As the majority of male students expressed a preference for an uncircumcised female; the traditional belief of female circumcision increasing women’s marital chances is refuted.
This study was conducted in an educational environment of upcoming professionals, probably from higher social strata. A decline in the prevalence of FGM in this study may not be a true reflection of the practice across the country. However, we hope that an increasing awareness of the complications caused by FGM and that increasing literacy may bring about a change in the practice.
The role of women in ensuring that the practice continues was highlighted in our study (mothers and grandmothers were responsible for the majority of the decisions, mothers 65% grandmothers 52%, while the fathers were the decision takers in 21%). This is difficult to explain, when we consider that women are the main, if not the only, ones who suffer the consequences of FGM. Would women’s empowerment bring about a difference as Ladjali et al suggest?11 We believe it would as is evident from our data—that is, the majority of the educated university students would not want this practice to continue.
We are aware that if this survey was performed in a different setting in the Sudan, figures of support and the number of those who are circumcised may be much higher. Conducting a study among illiterate people however would mean direct interviews which will only jeopardise the validity and reliability of many answers.

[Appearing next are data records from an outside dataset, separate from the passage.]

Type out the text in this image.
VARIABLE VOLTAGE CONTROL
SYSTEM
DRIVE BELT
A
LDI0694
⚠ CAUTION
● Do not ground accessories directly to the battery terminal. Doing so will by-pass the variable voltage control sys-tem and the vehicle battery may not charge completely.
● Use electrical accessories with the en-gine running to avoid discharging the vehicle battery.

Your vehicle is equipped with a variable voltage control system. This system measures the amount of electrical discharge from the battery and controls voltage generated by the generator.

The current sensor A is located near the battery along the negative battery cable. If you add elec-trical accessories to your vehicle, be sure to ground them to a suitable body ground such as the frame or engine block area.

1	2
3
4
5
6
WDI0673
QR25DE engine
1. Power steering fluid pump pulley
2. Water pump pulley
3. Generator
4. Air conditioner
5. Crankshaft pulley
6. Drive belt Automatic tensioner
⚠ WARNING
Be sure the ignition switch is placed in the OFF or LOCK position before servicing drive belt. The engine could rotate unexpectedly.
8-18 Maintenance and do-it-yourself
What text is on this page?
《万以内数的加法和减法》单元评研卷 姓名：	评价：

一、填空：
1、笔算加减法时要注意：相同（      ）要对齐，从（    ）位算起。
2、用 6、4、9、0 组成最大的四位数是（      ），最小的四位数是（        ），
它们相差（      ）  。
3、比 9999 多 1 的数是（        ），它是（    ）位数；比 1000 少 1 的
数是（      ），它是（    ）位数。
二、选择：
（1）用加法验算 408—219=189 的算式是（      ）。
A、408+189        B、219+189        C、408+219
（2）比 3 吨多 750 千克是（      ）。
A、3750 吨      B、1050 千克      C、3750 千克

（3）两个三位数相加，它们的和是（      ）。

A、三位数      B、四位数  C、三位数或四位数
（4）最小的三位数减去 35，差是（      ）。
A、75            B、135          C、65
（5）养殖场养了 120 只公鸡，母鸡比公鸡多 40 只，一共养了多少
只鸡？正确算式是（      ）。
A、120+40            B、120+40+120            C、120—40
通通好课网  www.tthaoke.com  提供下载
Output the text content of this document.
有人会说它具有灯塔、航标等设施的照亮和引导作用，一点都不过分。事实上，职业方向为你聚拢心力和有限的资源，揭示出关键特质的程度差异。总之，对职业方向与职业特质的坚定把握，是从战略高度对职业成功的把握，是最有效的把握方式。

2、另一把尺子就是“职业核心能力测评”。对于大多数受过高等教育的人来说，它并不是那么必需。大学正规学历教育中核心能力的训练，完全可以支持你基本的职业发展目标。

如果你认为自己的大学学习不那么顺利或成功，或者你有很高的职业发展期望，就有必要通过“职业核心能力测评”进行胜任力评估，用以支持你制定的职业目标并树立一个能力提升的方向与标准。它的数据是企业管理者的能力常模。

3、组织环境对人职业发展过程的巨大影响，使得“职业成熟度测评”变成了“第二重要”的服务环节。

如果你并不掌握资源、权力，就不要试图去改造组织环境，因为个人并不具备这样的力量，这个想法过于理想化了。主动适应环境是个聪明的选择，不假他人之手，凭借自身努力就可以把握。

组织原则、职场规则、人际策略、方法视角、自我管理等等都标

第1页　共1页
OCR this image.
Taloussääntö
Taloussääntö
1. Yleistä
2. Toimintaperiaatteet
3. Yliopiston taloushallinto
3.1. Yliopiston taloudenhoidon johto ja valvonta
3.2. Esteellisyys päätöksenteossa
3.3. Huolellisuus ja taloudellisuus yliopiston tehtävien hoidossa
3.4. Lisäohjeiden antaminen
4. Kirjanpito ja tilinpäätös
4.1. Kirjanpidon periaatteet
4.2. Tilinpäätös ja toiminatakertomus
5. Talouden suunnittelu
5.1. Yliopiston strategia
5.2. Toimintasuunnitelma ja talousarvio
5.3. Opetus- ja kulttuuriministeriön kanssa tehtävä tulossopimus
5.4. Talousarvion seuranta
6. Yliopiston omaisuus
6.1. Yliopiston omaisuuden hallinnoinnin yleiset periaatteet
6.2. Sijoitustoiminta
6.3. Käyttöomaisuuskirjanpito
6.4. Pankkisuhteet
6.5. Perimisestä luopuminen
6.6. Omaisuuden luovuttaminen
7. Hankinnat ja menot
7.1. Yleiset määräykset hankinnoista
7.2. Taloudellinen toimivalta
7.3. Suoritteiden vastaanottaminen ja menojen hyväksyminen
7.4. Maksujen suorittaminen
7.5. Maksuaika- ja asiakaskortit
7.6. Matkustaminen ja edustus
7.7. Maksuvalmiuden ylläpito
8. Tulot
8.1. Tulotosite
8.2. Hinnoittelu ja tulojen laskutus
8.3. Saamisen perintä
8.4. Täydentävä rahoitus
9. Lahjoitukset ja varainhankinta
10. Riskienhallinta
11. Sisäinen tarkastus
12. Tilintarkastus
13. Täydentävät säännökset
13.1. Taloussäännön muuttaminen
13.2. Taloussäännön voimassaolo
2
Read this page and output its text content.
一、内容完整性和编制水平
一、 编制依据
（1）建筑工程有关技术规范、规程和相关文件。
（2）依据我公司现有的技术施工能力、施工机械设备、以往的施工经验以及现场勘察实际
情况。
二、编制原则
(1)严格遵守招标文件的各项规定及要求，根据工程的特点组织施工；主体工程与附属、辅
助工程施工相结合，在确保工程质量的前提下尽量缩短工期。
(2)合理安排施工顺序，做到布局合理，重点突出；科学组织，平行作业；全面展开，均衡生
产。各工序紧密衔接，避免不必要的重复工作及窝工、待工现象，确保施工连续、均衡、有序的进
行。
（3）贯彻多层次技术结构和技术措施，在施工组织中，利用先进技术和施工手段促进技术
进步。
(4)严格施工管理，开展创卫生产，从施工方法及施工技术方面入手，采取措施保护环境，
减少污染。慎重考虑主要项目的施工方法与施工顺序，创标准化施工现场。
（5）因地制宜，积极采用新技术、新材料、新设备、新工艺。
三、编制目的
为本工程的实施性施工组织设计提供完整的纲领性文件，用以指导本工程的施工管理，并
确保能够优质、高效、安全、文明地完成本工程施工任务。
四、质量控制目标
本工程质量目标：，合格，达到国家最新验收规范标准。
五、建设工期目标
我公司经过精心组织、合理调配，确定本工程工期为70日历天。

This study showed a promising attitude as the majority of the students would want to see the practice abolished (88.1% of the females and 78.8% of the males).
Despite the lack of support by religion or law females are still genitally mutilated in the Sudan. We believe that confusing religious messages and ambiguous laws are responsible for the continuation of this cruel tradition. The government, educationalists, and religious leaders have moral obligations to explain these issues and ensure that FGM is abolished. The students’ awareness of the complications caused by FGM should be utilised to fight the existence of this medieval practice.
Both authors worked together in writing the questionnaire, collecting and analysing the data and writing up the manuscript.